Почти сразу же начались увольнения и уходы "по собственному желанию". В короткий срок газету покинули десятки сотрудников, и в числе первых были, конечно, самые яркие, самые талантливые.
На смену ушедшим пришли люди, не умевшие не то что писать, но и просто выправить статью, нуждавшуюся в редактуре.
Кочетовский смерч сметал не только рядовых сотрудников.
Демонстративно объявили о своем выходе из редколлегии писатели Валентин Овечкин и Всеволод Иванов.
Прощаясь с остающимися сотрудниками, с которыми у него сложились добрые отношения, Овечкин сказал:
– Вам, ребята, я не завидую, а сам я в эту «кочетовку» больше ни ногой.
Эту тактику "выжженной земли" Кочетов распространил не только на вверенный ему коллектив.
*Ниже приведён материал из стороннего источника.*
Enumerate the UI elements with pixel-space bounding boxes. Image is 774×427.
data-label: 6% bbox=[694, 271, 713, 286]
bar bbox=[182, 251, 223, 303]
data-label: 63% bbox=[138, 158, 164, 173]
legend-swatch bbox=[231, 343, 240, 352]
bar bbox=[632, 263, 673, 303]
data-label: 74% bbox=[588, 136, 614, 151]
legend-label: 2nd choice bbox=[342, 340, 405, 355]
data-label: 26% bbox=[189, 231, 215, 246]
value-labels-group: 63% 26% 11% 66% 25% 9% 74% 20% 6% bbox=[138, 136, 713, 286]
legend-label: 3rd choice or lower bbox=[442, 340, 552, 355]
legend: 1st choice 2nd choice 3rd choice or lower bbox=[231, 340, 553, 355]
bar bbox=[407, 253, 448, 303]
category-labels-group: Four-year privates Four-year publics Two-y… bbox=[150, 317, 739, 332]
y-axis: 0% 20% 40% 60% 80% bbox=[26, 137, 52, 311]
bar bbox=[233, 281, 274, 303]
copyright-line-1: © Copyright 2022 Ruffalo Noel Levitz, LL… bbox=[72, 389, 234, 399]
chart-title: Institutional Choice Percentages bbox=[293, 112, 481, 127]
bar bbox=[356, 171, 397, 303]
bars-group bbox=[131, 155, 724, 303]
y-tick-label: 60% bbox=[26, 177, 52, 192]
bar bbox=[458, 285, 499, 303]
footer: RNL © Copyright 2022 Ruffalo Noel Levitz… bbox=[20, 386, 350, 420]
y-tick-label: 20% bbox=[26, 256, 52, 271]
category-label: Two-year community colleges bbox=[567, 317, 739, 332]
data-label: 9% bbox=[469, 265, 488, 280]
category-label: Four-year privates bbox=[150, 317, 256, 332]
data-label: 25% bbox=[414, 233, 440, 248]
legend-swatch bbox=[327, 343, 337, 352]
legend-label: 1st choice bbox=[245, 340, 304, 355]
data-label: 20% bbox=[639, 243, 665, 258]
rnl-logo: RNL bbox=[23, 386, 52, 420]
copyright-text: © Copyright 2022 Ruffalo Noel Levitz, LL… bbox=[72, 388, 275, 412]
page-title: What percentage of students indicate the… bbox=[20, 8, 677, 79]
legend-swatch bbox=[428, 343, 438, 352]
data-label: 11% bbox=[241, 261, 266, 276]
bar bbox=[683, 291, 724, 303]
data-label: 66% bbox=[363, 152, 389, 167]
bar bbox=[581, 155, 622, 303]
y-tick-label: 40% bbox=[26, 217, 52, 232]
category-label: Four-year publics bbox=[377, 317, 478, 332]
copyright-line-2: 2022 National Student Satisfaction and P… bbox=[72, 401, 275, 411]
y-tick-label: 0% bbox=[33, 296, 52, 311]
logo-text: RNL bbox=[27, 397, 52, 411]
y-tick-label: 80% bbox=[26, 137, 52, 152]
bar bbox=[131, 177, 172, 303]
Кочетовские "лучи смерти" действовали не только внутри газеты, но и далеко за ее пределами.
В короткий срок этот "литературный дядя" оттолкнул от газеты всё талантливое, всё живое, что было тогда в нашей литературе, всех лучших тогдашних российских писателей превратил в заклятых ее врагов.
Даже самые законопослушные и – мало того! – сами в душе тоскующие по сталинским порядкам, – и те жаловались:
– Некому заказать статью! Все писатели отказываются с нами сотрудничать!
Кто отказывался, а кого Кочетов прямо и откровенно распорядился не пускать на порог.
Эренбург для Кочетова был – враг номер один. И любая его статья, даже самая невинная (хотя невинных у него не было), а тем более такая, как эта его статья о стихах Бориса Слуцкого, на страницах тогдашней «Литгазеты» могла появиться только чудом.
Она и появилась чудом.
Несколько сотрудников редакции, воспользовавшись отсутствием шефа (тот был то ли в отпуске, то ли в какой-то заграничной поездке), обратились к Эренбургу с просьбой «дать им что-нибудь». А тот, воспользовавшись этим предложением, дал им статью о Слуцком.
Вернувшись к исполнению обязанностей и прочитав эренбурговскую статью, Кочетов пришел в ярость и тотчас же дал команду ее дезавуировать. Так и появился на страницах газеты «читательский отклик» пресловутого «учителя физики».
Свое дело, однако, статья Эренбурга уже сделала. После нее загнать Слуцкого обратно в подполье было уже невозможно. (Хотя печатали его по-прежему туго).
Для меня (мне-то что, главное – для Натальи Владимировны) эта история прошла без последствий (хотя она, – пуганая-перепуганая – на первых порах этих последствий ужасно боялась, и – по тогдашним нравам не без оснований: могли и полоснуть).
А о том, как сложилась дальнейшая судьба этого его стихотворения и о своем отношении к нему Борис – спустя годы – рассказал в короткой мемуарной заметке, озаглавленной подчеркнуто сухо, по-деловому, без сантиметов: «К истории моих стихотворений».